Cheesecake ( chocolate velvet )
10 servings
Ingredients
| Quantity | Ingredient | |
|---|---|---|
| 1 | cup | Vanilla Wafer Crumbs | 
| ½ | cup | Chopped Pecans | 
| 3 | tablespoons | Granulated Sugar | 
| ¼ | cup | Margarine, Melted | 
| 16 | ounces | Cream Cheese, Softened | 
| ½ | cup | Brown Sugar, Packed | 
| 2 | Large Eggs | |
| 6 | ounces | Semi-sweet Chips, Melted | 
| 3 | tablespoons | Almond Flavored Liqueur | 
| 2 | cups | Sour Cream | 
| 2 | tablespoons | Granulated Sugar | 
Directions
Combine crumbs, pecans, granulated sugar and margarine; press onto bottom of 9-inch springform pan.  Bake at 325 degrees F., 10 minutes. 
Combine cream sheese and brown sugar, mixing at medium speed on electric mixer until well blended.  Add eggs, one at a time, mixing well after each addition.  Blend in chocolate and liqueur; pour over crust.  Bake at 325 degrees F., 35 minutes. 
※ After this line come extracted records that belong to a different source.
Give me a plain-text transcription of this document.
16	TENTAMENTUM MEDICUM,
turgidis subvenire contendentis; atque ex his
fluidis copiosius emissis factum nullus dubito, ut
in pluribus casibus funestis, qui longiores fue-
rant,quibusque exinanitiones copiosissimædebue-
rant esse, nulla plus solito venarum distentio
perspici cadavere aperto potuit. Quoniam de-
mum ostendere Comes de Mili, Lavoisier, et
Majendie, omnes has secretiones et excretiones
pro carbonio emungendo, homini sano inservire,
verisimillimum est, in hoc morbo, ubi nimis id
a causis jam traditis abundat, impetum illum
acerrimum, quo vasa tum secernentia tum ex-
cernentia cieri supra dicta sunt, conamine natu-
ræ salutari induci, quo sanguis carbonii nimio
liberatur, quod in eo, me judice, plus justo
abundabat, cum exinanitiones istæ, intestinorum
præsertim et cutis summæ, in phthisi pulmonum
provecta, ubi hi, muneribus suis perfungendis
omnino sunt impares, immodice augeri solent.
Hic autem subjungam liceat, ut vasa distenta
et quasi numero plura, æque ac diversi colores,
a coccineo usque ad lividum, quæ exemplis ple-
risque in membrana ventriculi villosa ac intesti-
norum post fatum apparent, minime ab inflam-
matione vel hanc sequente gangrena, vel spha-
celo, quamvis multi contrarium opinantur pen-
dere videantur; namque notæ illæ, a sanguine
Increase oven temperature to 425 degrees F.  Combine sour cream and granulated sugar; carefully spread over cheesecake.  Bake at 425 degrees F. 10 minutes.  Loosen cake from rim of pan; cool before removing rim of pan. Chill.
  VARIATION:
Substitute 2 Tablespoons milk and ¼ teasponn almond extract for almond flavored liqueur.